Over the years, I have used a varity of ferrite blockers/stoppers on power cords as well as interconnects. In my applications, they absolutely provided positive changes in that the noise floor was reduced. In using them however I had to "tune" the blocker/stopper to the best location on the cord/interconnect - to close to the source or to far away from the source resulted in too much or bloated bass or the sound suffered from compression. Once in the right spot on the cord/interconnect, they proved to be a most beneficial and economical tweak.

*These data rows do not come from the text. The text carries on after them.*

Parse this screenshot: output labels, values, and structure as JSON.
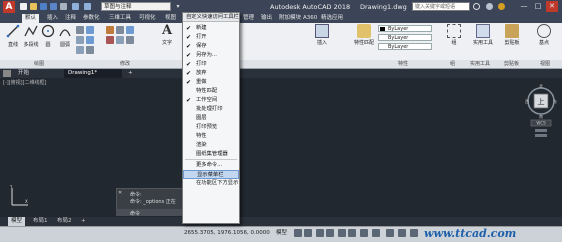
{
  "titlebar": {
    "workspace": "草图与注释",
    "app_title": "Autodesk AutoCAD 2018",
    "doc_title": "Drawing1.dwg",
    "search_placeholder": "键入关键字或短语",
    "window_buttons": [
      "—",
      "□",
      "✕"
    ]
  },
  "ribbon": {
    "tabs": [
      "默认",
      "插入",
      "注释",
      "参数化",
      "三维工具",
      "可视化",
      "视图",
      "管理",
      "输出",
      "附加模块",
      "A360",
      "精选应用"
    ],
    "active_tab": "默认",
    "draw_buttons": [
      "直线",
      "多段线",
      "圆",
      "圆弧"
    ],
    "annotation_button": "文字",
    "right_buttons": [
      "插入",
      "特性匹配",
      "组",
      "实用工具",
      "剪贴板",
      "基点"
    ],
    "properties_combos": [
      "ByLayer",
      "ByLayer",
      "ByLayer"
    ],
    "panel_labels": [
      "绘图",
      "修改",
      "特性",
      "组",
      "实用工具",
      "剪贴板",
      "视图"
    ]
  },
  "menu": {
    "header": "自定义快速访问工具栏",
    "items": [
      {
        "label": "新建",
        "checked": true
      },
      {
        "label": "打开",
        "checked": true
      },
      {
        "label": "保存",
        "checked": true
      },
      {
        "label": "另存为...",
        "checked": true
      },
      {
        "label": "打印",
        "checked": true
      },
      {
        "label": "放弃",
        "checked": true
      },
      {
        "label": "重做",
        "checked": true
      },
      {
        "label": "特性匹配",
        "checked": false
      },
      {
        "label": "工作空间",
        "checked": true
      },
      {
        "label": "批处理打印",
        "checked": false
      },
      {
        "label": "图层",
        "checked": false
      },
      {
        "label": "打印预览",
        "checked": false
      },
      {
        "label": "特性",
        "checked": false
      },
      {
        "label": "渲染",
        "checked": false
      },
      {
        "label": "图纸集管理器",
        "checked": false
      },
      {
        "label": "更多命令...",
        "checked": false
      },
      {
        "label": "显示菜单栏",
        "checked": false,
        "highlighted": true
      },
      {
        "label": "在功能区下方显示",
        "checked": false
      }
    ]
  },
  "file_tabs": [
    "开始",
    "Drawing1*",
    "+"
  ],
  "command": {
    "line1": "命令:",
    "line2": "命令: _options  正在",
    "prompt": "命令"
  },
  "viewcube": {
    "top": "上",
    "compass_letters": [
      "北",
      "西",
      "东",
      "南"
    ],
    "wcs": "WCS"
  },
  "layout_tabs": [
    "模型",
    "布局1",
    "布局2",
    "+"
  ],
  "status": {
    "coords": "2655.3705, 1976.1056, 0.0000",
    "model_label": "模型"
  },
  "watermark": "www.ttcad.com",
  "colors": {
    "titlebar": "#3b4557",
    "ribbon": "#eef0f3",
    "canvas": "#212830",
    "menu_highlight": "#c3d7f0",
    "watermark": "#1d5fa8"
  }
}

Ferrite beads/clamps as a tweak?
I've been reading that ferrite clamps can reduce RFI/noise on just about any cable - power cord, video RF cable, IC, etc.
Can they also hurt the sound? Why wouldn't you want these things on every IC, power cord, video cable, and so on - even household appliance cords like the fridge etc? Do they reduce RFI leaving the appliance or just entering the device?
It seems like putting these things all over the house would do a great deal to reduce noise. I don't have any specific interference problem except with cable and FM reception. Seems like an obvious idea for cheap system tweak.
Can they also hurt the sound? Why wouldn't you want these things on every IC, power cord, video cable, and so on - even household appliance cords like the fridge etc? Do they reduce RFI leaving the appliance or just entering the device?
It seems like putting these things all over the house would do a great deal to reduce noise. I don't have any specific interference problem except with cable and FM reception. Seems like an obvious idea for cheap system tweak.